Businesses have clearly delineated life cycles and each stage – from start-up, to the growth phase, to maturity, and the exit of the founder – has a specific risk profile. This article examines just a few of the ways that debtor finance enables companies to plan strategically and manage the risks associated with each stage of the business cycle.

Start-up businesses: Incubation is the riskiest time for businesses – on average 90 per cent of first businesses fail – so it is very difficult to obtain non-secured business finance. However, start-ups can take advantage of factoring in a manner that mimics elements of seed funding. Assuming a business plan with high visibility, Scottish Pacific can establish a fast-track facility that kicks in from the first invoice to help a business gain a foothold during this critical period. Banks usually only enter the equation at a more advanced stage or will seek personal property security.

The growth phase: The next high-risk phase for a business is expansion. Orders flow in faster than the business can meet them, requiring investment in new premises, additional equipment and resources. Fixed-asset loan values don’t expand to match the business growth but because debtor finance is secured against your invoices, it grows with the business, providing working capital to carry you out of the danger zone.
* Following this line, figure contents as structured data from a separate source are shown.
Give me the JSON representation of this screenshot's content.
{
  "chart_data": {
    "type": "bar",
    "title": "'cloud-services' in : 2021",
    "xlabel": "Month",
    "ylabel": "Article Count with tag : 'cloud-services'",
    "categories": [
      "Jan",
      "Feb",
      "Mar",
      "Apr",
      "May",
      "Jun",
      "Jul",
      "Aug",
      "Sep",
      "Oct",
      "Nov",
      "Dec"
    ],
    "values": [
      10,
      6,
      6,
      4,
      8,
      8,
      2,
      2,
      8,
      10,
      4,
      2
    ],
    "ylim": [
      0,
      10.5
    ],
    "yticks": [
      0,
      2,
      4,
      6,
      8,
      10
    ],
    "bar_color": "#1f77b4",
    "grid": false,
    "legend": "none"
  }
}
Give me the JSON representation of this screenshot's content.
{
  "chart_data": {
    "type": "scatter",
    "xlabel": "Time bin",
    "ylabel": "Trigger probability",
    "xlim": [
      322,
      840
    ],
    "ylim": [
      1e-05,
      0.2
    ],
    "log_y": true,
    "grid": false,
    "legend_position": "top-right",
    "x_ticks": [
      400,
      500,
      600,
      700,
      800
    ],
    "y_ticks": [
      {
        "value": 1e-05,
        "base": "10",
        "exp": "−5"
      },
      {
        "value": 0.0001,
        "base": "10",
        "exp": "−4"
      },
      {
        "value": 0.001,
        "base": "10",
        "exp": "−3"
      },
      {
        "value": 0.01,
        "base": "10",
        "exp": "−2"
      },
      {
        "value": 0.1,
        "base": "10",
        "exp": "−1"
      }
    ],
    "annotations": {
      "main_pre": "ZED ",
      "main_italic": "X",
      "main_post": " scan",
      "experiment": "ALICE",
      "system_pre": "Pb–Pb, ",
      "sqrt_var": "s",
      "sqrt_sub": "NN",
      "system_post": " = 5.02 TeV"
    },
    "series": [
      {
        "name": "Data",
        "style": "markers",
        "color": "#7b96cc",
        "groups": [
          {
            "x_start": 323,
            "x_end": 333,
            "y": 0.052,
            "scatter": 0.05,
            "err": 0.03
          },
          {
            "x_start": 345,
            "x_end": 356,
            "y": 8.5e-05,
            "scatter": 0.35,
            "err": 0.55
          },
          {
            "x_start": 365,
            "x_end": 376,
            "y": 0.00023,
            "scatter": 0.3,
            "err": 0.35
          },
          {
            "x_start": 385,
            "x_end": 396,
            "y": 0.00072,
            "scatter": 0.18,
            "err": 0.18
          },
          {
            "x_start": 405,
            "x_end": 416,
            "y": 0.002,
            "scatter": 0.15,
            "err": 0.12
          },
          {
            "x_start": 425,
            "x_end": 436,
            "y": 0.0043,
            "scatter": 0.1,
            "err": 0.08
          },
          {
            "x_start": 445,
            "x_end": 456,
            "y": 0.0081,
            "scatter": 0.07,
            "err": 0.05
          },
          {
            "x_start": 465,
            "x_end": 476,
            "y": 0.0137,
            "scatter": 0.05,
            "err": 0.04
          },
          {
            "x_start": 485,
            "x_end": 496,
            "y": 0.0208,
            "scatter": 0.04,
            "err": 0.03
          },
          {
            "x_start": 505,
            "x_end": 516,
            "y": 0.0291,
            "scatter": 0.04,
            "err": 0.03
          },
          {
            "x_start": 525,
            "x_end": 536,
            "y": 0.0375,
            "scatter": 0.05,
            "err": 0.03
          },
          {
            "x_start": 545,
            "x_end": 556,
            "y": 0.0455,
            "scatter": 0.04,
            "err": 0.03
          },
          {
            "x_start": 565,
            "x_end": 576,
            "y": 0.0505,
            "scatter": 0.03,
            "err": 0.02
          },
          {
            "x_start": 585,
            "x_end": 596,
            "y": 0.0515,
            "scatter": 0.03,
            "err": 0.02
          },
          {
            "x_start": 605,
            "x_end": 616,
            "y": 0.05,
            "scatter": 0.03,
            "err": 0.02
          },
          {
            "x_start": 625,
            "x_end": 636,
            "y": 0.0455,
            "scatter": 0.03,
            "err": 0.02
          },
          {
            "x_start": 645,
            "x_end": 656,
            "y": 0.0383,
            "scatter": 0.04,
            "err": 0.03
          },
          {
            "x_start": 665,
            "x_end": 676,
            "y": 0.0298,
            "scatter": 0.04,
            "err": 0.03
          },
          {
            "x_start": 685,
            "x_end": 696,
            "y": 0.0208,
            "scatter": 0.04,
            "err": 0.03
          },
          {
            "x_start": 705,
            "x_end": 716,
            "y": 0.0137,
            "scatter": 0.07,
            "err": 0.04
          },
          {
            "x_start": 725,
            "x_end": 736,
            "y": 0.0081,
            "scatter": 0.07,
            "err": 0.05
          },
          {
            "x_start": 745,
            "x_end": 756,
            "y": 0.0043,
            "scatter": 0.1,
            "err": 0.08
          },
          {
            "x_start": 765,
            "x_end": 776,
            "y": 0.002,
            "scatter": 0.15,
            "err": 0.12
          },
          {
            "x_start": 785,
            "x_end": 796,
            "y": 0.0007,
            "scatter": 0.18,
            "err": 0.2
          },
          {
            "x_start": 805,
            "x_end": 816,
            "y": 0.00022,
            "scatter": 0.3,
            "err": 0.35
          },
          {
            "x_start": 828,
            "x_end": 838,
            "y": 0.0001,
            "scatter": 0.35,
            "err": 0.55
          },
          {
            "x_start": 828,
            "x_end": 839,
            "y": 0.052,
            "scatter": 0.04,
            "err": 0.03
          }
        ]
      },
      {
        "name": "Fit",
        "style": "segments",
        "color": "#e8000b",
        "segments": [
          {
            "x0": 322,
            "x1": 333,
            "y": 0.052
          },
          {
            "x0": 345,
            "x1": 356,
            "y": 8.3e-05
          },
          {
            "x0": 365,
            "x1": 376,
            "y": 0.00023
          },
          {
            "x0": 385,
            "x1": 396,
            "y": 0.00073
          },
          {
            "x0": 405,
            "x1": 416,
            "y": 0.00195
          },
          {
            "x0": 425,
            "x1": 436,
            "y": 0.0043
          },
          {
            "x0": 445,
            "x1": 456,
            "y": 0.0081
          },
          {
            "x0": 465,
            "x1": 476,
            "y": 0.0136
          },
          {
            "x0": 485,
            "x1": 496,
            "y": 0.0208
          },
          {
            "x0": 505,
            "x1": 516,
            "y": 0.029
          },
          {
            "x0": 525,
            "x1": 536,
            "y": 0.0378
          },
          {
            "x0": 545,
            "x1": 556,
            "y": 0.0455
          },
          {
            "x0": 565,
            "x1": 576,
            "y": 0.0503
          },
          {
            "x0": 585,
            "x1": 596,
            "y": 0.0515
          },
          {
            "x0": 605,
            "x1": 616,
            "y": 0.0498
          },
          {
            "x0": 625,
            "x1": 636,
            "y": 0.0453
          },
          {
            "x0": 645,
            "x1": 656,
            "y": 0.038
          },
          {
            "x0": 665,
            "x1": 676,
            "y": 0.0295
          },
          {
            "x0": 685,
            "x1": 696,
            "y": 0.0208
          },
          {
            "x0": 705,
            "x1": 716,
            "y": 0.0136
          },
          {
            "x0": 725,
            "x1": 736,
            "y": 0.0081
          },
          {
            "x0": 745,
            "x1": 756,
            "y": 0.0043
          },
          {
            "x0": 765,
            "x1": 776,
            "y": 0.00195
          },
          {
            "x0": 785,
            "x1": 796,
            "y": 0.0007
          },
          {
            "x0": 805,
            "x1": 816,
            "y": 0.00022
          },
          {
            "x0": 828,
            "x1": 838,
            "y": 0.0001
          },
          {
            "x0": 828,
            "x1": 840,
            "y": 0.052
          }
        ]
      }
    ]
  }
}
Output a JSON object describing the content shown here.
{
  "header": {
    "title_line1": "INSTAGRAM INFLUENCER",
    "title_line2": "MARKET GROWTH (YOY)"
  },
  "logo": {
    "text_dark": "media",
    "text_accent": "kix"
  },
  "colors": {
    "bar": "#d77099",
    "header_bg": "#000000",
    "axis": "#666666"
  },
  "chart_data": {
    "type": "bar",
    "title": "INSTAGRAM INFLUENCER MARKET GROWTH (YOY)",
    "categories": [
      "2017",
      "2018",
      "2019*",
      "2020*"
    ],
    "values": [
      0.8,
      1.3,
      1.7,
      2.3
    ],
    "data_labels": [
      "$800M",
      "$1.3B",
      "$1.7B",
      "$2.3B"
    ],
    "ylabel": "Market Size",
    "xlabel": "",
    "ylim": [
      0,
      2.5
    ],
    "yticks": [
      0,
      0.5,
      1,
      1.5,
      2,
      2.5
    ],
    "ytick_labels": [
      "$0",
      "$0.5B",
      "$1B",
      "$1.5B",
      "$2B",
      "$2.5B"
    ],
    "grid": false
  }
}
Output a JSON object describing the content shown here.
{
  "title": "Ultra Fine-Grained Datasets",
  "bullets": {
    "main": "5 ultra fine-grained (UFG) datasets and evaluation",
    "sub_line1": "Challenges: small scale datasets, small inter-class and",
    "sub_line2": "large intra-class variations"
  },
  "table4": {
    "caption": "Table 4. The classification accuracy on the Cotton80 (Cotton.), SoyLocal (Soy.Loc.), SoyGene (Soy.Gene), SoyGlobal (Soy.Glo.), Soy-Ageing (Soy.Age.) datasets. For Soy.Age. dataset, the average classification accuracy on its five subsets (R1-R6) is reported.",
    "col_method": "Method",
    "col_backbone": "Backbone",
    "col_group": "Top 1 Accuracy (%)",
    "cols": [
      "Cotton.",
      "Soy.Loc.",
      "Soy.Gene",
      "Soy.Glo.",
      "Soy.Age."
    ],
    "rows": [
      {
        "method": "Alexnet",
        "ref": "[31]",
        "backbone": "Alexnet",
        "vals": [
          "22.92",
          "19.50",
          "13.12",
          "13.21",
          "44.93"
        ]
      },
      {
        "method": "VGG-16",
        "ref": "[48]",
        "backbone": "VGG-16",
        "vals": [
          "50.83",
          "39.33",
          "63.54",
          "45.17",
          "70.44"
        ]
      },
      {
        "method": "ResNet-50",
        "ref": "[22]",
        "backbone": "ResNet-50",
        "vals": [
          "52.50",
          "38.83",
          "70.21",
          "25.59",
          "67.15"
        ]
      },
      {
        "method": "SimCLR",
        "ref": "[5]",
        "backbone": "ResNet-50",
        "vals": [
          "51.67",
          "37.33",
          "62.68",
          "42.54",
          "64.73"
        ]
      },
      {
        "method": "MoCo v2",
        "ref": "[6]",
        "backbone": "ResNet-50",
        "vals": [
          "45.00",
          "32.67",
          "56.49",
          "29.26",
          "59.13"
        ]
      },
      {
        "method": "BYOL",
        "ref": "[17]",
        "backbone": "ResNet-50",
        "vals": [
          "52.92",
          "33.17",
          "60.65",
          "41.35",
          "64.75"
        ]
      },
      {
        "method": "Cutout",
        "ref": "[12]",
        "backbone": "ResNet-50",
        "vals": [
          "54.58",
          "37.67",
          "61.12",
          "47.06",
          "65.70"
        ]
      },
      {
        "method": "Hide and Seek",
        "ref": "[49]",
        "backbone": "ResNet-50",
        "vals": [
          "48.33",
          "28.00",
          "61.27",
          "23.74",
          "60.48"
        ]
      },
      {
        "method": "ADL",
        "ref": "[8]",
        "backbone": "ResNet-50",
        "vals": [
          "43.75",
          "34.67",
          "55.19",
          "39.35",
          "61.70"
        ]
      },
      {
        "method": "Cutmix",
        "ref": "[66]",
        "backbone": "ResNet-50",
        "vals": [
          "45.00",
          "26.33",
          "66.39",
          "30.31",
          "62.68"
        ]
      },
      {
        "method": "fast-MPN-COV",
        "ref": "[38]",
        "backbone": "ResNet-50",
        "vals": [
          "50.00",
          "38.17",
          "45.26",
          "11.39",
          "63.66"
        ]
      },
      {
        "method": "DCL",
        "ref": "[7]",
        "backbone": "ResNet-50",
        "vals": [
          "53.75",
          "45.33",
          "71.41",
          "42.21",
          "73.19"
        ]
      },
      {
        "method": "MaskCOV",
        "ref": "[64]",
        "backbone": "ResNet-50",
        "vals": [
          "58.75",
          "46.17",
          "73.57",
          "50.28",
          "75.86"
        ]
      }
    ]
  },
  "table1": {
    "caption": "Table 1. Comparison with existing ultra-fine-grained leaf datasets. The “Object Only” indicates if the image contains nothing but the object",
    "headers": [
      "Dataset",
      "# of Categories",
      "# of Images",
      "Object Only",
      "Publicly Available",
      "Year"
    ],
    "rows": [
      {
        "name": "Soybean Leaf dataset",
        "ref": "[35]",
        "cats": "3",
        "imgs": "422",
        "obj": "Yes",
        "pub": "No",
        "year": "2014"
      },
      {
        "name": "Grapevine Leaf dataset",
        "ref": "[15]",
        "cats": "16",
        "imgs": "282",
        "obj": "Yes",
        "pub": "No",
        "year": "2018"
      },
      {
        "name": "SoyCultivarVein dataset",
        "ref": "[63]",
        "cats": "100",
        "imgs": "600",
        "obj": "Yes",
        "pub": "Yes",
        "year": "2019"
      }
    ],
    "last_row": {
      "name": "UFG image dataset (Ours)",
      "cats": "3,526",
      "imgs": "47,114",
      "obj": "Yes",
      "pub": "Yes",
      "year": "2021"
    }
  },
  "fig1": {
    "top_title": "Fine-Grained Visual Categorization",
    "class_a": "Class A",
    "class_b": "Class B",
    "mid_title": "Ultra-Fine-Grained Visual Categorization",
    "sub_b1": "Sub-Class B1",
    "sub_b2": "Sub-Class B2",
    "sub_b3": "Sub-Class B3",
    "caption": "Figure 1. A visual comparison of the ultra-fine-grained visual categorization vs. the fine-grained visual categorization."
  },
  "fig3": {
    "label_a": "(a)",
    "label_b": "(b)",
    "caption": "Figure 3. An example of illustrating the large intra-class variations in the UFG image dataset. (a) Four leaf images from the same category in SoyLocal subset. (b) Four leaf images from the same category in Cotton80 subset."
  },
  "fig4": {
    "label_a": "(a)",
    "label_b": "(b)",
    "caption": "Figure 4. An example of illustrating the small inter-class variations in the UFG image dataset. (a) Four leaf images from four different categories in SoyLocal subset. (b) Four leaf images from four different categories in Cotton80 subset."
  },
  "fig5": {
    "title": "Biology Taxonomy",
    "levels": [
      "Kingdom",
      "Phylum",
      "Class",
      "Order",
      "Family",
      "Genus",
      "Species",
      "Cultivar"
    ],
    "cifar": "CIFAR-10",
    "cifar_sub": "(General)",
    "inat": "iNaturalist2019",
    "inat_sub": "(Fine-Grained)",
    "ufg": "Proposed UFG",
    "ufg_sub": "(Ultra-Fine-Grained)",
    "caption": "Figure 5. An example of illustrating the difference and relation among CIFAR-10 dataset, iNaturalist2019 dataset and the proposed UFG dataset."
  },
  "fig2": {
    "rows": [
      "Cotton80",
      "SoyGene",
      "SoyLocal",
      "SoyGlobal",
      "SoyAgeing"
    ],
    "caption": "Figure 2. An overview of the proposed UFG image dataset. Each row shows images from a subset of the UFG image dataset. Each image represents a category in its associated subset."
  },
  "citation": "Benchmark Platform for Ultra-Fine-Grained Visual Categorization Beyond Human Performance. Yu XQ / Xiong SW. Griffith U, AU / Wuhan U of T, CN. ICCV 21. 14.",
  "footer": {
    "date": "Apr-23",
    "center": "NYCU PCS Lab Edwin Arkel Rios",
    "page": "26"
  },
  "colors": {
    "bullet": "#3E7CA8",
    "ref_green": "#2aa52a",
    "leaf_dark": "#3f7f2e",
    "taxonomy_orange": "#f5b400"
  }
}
Maturity: If a business survives start-up and growth hurdles, it usually matures and plateaus. At this point, management usually opts to either: diversify into new product lines; grow through acquisition; or diversify into export markets. It is also likely to encounter partnership disputes, risk-management and potential restructures. Debtor finance helps with all of these challenges and examples follow:

  1. Acquiring a new product or brand requires upfront marketing and inventory expenditure as well as acquisition funding. So long as visibility is high and the debt structure is established in advance, debtor finance can be extended against the product’s existing sales to fund the purchase. While technically the business does not yet own the invoices, as with residential property, simultaneous settlement means the invoice discounting facility kicks in in a timely fashion. This substantially reduces the cost of acquisition and streamlines a business’s cashflow during the vulnerable, cash-tight acquisition period.
  2. Buying another business: This is a similar situation to product acquisition. Debtor finance is a superb tool for funding growth through acquisition because it becomes a self-perpetuating, self-feeding loop. A business can use its existing debtors to help fund a purchase then, once it owns the debtors of the new business, it can use those to purchase another business – and so the cycle goes. It is not uncommon for businesses in some industries grow from $1 million to $20 million in the space of a few years using debtor-finance funded acquisitions. This is usually the stage where a business adopts a group structure but lowers its risk by ensuring each entity funds itself.
  3. Exporters: Factoring allows exporters to offer open trading terms while retaining full guarantee against non-payment and gaining a cash-drawdown facility. No other form of finance offers this flexibility. In addition, outsourcing these collections removes the headache of collecting overseas payments during different time zones, handling different currencies, languages and banking procedures.
  4. Partnership and shareholder disputes: When one stakeholder in a business has property of a higher value than another, this often triggers disputes because the risk is unequally spread. Debtor finance allows businesses to remove personal security from a business-finance situation, solving this problem and de-risking personal assets. It can also be used to induce a new stakeholder with a desirable skill who is unwilling to place their property at risk.
  5. Customer insolvencies and concentration risk: It is not uncommon for a business to experience a serious customer insolvency. In these instances, they need an urgent cashflow injection to avoid suffering a similar fate. Debtor finance can be an excellent solution. Many businesses in Australia also suffer customer concentration.
  6. Restructuring: Sometimes businesses hit a rough patch and need to restructure. Most financiers reject businesses at this stage because the prognosis is poor but if the company has a debtor finance facility in place, businesses can buy the time they need to restructure, maintaining continuity of trading and paying staff as they transition.
  7. Diversification and recession-proofing: Debtor finance is critical to helping recession-proof a business. If a financer extends a line of credit based on the value of the house, or business, this will most likely tighten during recessions when asset values fall, placing a further squeeze on your business. But because cashflow finance is not tied to fixed assets but invoices, it offers great advantages in periods of economic downturn, helping de-risk the business by diversifying the funding base and building in greater flexibility during tough times.
  8. Business takeovers, Management Buyouts and buying out a partner: The final stage of the business cycle is when founders chooses to exit the business in a manner that hopefully protect their legacy and staff. Debtor finance is brilliant for funding business takeovers and is equally effective for management hoping to undertake a management buyout. At a simple level, a retiring principal may wish to leave the business in the hands of his trusted second-in-charge who may not be able to afford the purchase. By talking to your debtor finance provider and accessing the company’s working capital, a situation can be structured and executed to that effect.

To summarise, cashflow finance is a powerful, flexible strategic financial tool that can power and protect a business from cradle to the grave. It also offers a vast range of operational benefits, providing working capital and allowing companies to: offer more competitive terms of trade; access funds quickly to capitalise on business opportunities; improve supplier relationships through prompt payment, improve customer relationships with faster fulfillment; gain strategic confidence with reliable cashflow; and obtain extra business finance against stock, plant, equipment and property.